Оба шофера вскочили с окаменевшими от злости лицами. Старший схватил со стойки бутылку кетчупа, замахнулся. Повар, не поворачиваясь к ним спиной, нашарил большую двузубую вилку и приготовился к защите.
– В Денвере строят огнестойкую взлетно-посадочную полосу, там будут садиться ракеты «Люфтганзы», – проговорила Джулиана.
Никто из троих мужчин не пошевелился и не подал голоса. Посетители тоже помалкивали.
Наконец повар произнес:
– Одну я видел на закате.
– Эта ракета летела не в Денвер, – сказала Джулиана. – Она села на Западном побережье.
Водители понемногу успокоились. Старший проворчал:
– Вечно забываю, что народ здесь малость желтоват.
– Япошки не губили евреев, ни в войну, ни после, – сказал повар. – И не строили печей.
– То-то и беда, что не строили, – буркнул старший водитель и принялся за еду.
«Желтоват, – подумала Джулиана. – Пожалуй, он прав. Мы к японцам относимся хорошо».
– Где будете ночевать? – спросила она у Джо, молодого водителя.
– Не знаю, – ответил тот. – Только что вылез из грузовика. Мне тут не нравится. Вся ваша страна не нравится. Может, в кабине лягу спать.
– В мотеле «Медоносная пчела» вполне прилично, – проворчал повар.

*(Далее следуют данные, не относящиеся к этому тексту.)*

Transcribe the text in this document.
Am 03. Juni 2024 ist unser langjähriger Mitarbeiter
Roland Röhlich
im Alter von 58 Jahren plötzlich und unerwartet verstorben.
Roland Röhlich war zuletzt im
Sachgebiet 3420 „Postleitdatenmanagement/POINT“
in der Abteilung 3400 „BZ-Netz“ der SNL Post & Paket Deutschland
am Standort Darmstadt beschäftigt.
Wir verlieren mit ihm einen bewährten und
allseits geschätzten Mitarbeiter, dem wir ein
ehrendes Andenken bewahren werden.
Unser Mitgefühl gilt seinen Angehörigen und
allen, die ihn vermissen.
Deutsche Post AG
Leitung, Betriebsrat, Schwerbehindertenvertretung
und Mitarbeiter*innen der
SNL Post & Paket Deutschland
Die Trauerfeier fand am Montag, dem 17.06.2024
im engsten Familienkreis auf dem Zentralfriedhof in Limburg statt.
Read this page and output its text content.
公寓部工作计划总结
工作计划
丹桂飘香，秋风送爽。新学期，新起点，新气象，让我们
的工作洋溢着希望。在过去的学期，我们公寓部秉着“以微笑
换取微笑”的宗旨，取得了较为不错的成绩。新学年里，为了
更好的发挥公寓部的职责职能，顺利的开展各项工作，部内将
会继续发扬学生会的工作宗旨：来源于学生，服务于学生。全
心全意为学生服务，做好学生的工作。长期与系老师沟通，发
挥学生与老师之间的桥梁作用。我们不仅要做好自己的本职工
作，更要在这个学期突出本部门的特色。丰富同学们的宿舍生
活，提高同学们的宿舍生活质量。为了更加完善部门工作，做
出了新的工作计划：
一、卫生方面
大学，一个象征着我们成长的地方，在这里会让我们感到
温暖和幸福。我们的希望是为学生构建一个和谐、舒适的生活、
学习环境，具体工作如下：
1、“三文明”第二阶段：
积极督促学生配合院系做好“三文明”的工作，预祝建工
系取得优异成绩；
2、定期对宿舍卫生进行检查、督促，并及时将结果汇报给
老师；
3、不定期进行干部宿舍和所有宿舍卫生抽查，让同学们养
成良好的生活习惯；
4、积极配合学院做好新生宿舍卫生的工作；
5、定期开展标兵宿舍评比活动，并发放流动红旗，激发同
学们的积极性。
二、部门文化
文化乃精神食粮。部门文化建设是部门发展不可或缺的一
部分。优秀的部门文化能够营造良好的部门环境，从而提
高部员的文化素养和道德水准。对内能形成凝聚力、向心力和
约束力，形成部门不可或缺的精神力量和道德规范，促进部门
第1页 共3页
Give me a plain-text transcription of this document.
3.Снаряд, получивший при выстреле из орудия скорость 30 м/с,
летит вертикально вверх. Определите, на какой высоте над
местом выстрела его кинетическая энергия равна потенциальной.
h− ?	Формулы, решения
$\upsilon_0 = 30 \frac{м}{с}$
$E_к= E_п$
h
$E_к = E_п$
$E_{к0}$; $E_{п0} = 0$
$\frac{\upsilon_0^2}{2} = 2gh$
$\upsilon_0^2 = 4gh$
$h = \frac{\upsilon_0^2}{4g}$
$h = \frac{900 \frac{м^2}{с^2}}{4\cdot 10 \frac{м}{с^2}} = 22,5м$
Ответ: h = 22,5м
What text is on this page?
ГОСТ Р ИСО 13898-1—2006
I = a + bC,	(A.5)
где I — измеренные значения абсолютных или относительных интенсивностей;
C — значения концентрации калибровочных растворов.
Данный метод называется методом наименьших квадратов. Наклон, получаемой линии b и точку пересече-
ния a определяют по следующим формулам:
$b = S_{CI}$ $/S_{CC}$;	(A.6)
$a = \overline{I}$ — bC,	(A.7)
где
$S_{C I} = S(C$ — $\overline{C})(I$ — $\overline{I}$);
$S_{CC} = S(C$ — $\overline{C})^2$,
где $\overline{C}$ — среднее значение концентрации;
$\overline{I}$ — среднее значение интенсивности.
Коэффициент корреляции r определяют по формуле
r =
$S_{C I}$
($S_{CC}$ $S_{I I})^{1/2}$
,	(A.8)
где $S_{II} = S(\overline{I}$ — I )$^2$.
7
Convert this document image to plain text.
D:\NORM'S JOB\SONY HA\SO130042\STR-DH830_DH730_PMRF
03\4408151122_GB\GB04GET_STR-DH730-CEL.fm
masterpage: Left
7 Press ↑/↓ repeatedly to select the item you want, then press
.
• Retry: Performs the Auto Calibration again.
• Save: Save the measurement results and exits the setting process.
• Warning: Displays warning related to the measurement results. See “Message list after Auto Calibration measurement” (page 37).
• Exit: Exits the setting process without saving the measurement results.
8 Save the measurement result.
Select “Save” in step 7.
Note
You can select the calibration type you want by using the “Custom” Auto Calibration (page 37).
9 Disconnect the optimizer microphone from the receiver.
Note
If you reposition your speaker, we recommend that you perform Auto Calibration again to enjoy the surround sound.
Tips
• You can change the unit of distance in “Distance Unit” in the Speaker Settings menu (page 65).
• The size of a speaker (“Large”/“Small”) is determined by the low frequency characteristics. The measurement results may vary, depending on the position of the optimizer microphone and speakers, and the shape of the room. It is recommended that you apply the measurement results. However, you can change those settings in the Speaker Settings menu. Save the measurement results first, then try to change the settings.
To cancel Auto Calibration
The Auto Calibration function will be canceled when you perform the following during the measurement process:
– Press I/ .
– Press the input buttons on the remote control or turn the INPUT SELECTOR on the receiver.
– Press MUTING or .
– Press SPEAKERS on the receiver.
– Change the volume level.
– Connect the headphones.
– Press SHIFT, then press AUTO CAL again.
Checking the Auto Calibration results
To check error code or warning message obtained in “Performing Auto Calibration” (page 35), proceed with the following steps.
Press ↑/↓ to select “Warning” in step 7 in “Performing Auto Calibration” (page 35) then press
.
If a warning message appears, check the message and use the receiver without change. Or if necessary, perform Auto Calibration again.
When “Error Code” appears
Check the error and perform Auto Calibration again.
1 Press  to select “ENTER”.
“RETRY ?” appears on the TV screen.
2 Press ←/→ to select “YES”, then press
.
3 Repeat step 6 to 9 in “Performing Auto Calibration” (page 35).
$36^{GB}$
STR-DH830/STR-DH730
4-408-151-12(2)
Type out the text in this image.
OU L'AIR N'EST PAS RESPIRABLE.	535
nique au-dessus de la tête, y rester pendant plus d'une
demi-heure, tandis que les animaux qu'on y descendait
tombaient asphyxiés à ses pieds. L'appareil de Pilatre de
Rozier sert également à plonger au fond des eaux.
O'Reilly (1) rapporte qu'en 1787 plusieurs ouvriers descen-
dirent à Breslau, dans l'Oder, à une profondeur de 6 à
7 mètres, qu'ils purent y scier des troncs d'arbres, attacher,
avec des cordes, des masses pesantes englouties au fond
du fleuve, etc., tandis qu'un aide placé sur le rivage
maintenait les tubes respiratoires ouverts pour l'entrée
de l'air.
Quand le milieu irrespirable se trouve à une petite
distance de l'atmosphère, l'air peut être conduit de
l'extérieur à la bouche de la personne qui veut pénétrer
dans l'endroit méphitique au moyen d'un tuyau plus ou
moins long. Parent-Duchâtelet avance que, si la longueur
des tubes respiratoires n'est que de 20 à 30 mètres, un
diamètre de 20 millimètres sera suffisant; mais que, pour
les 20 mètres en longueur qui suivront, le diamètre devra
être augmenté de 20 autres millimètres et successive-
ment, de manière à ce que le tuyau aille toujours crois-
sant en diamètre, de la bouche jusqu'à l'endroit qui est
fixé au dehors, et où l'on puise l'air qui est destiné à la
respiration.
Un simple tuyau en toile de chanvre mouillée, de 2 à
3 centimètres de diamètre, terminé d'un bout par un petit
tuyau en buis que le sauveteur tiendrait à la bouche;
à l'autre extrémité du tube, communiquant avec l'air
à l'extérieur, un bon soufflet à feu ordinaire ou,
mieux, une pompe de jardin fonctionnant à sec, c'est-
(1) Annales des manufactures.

– Ну что ж, – сказал молодой водитель, – может, там и заночую. Если мне не будут глаза колоть, что я итальянец. – Он говорил с явным акцентом, хотя и старался его скрывать.
«Идеалист, – решила, глядя на него, Джулиана. – Поэтому такой озлобленный. Слишком многого хочет от жизни. Не знает покоя и отдыха, вечно брюзжит. Да я и сама такая же. Не могла усидеть на Западном побережье, наверное, и здесь не усижу. А разве прежде, во времена Дикого Запада, люди были иными? Но сейчас фронтир[32] проходит не здесь, – мелькнула у нее мысль, – а через другие планеты. И он, и я могли бы попроситься на корабль, который отвозит колонистов. Нет – нам бы отказали. Ему – из-за смуглой кожи, мне – из-за черных волос. Уж эти мне бледные нордические феи из эсэсовских училищ в замках Баварии!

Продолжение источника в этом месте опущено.